OK, this is a topic I probably have much more to say on but I think I will leave it today with just one more tip. My children are 7, 5 and 2. The older two girls each have a box, about a foot squared, that they keep ‘junk’ in. I’m talking about little plastic novelty toys they pick up randomly (just a few), notebooks, wax crayons, oodles of papers, found items… etc. They are not allowed to let them get to the overflowing point and we do go through these regularly just like the rest of their toys (Batman lived in this box). They cannot keep dirty things in there and if it doesn’t fit and has no other place in the home, it’s gone. Knowing they have this box to keep their what-nots in is a sanity saver for me and it gives them control over their own things. They can decide to get rid of other things in the box to make something fit or not. It’s up to them and it’s never a battle. For my 2 year old, there is no box. I still make the decisions about her things, based on my observations of her playing.

Now my children occasionally ask for a small bag to put some things in they want to get rid of. Things they already know they are finished with, with no prompting or direction from me.

 

I will be back with more on this next week as we go through the things that are keepers and begin to organize the child’s space and make it accessible to them. Any questions feel free to ask in the comments!

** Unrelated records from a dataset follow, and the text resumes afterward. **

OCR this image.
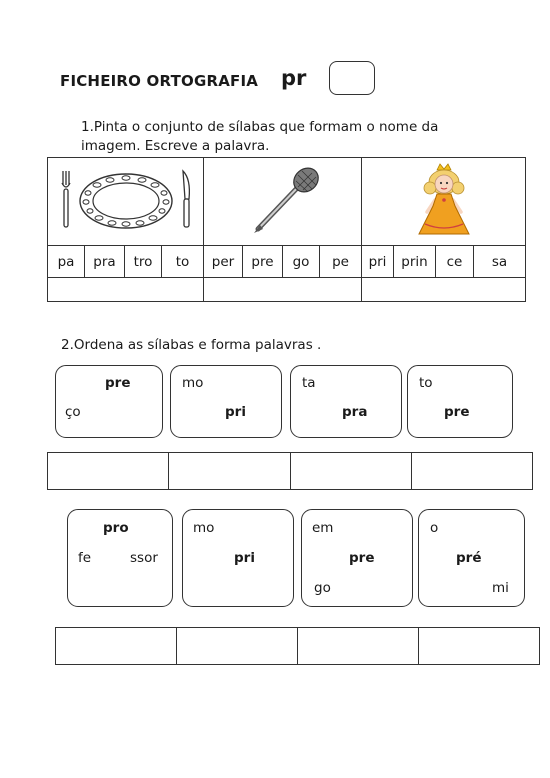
FICHEIRO ORTOGRAFIA pr
1.Pinta o conjunto de sílabas que formam o nome da
imagem. Escreve a palavra.

pa	pra	tro	to	per	pre	go	pe	pri	prin	ce	sa

2.Ordena as sílabas e forma palavras .
pre
ço
mo
pri
ta
pra
to
pre
pro
fe	ssor
mo
pri
em
pre
go
o
pré
mi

5 thoughts on “Simplicity at Home- Simplifying Children’s Things; Part 2

  1. I am finding these really interesting as I have been trying to cut down on the amount of toys we seem to have around the house that are unplayed with and getting back to playing with toys that are more natural based, eg. wood rather than the plastic that seems to bombard wherever you turn. And toys that use the imagination. We also have a basket which I go through on a regular basis which is used to keep some plastic nicnack type toys that are precious at that moment but after a while get put to one side. My little one would much rather be outside playing with sticks and mud ! Thanks for this. Morag x

  2. Great post! I love the idea of teaching your children it’s ok to let go of things. My eldest at 7 never forgets a toy, he brings up things we’d gotten rid of at 3! We’ve cleared out so much but it’s challenging. I love your box idea! And asking if they’re ready to let toys go. At this point I think I will hear a resounding NO with most of it but it’s a process, right? Thanks!

    1. It’s definitely a process and gets easier with time!

  3. I will keep the box tip in mind when I sort all those toys I’ve put away!